Tobias Schulze über den Nato-Russland-Gipfel: Das Versagen der Feuerwehr
Stellen Sie sich das mal vor: Die Männer und Frauen eines Dorfs gründen eine Freiwillige Feuerwehr, um ihre Häuser zu schützen. Alle zwei Wochen treffen sie sich, um den Ernstfall zu proben. Danach stoßen sie im Floriansstübchen an. Wenn es aber wirklich brennt, bleiben die Feuerwehrleute daheim, weil sie einander vorwerfen, die Brandschutzordnung zu missachten.
Ähnlich funktioniert auch der Nato-Russland-Rat: Er wurde nach dem Kalten Krieg gegründet, um gegenseitiges Misstrauen abzubauen. Jahrelang treffen sie sich regelmäßig, reden über gemeinsame Belange und führen Manöver durch. Sobald aber ein Krieg ausbricht, der auf den Rest des Kontinents übergreifen könnte, steht eine Seite aus Protest auf und geht – im Ukraine-Krieg wie zuvor schon im Georgien- und im Kosovo-Krieg.

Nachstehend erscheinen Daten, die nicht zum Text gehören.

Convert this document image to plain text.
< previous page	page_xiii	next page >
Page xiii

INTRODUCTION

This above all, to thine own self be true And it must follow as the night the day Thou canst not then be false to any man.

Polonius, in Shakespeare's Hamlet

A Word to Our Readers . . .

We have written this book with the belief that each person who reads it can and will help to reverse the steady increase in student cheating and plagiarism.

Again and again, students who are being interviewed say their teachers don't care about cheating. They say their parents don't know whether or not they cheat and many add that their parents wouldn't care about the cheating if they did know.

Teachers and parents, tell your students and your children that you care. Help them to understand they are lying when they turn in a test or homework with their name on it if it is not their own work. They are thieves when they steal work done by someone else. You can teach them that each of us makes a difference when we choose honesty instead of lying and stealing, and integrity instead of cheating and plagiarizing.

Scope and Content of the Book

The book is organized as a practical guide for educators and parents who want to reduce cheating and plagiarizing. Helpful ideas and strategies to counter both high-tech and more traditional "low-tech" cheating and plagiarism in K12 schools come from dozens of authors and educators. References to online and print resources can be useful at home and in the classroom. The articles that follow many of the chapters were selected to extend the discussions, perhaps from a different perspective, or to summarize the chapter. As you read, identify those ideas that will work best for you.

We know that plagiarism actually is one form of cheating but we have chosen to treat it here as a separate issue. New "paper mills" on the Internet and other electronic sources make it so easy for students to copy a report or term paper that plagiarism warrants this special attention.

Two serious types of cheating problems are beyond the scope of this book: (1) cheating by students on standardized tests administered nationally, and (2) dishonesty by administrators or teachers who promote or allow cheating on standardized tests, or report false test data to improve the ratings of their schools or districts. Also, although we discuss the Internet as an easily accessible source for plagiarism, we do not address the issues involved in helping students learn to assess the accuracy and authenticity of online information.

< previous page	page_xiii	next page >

Dass das Gremium jetzt wieder tagt, mag ein Zeichen der Entspannung sein. Es deutet aber nichts darauf hin, dass sich die Beteiligten im nächsten Konflikt konstruktiver verhalten. Dafür müssten die Nato und Russland den Rat reformieren. Erst wenn das Gremium den Akteuren einen ausreichend großen Mehrwert bietet, werden sie auch in brenzligen Situation dabeibleiben.
Der größtmögliche Anreiz wäre ein gegenseitiges Vetorecht: Russland könnte damit verhindern, dass die Nato zusätzliche Truppen im Baltikum stationiert. Umgekehrt dürften Nato-Staaten Widerspruch einlegen, wenn der Kreml die Streitkräfte an der Westgrenze aufstocken will. Dieses Recht würde keiner der Beteiligten so ohne Weiteres aufs Spiel setzen wollen, wenn die andere Seite einen militärischen Konflikt, wie etwa in der Ukraine, anzettelt.
Dass so ein Vetorecht kommt, ist angesichts der momentanen Konfrontation natürlich illusorisch. Moskau und die Nato-Staaten sollten aber darüber nachdenken, wie sie das Gremium stattdessen aufwerten können. Ansonsten ist ihr gemeinsamer Rat früher oder später am Ende.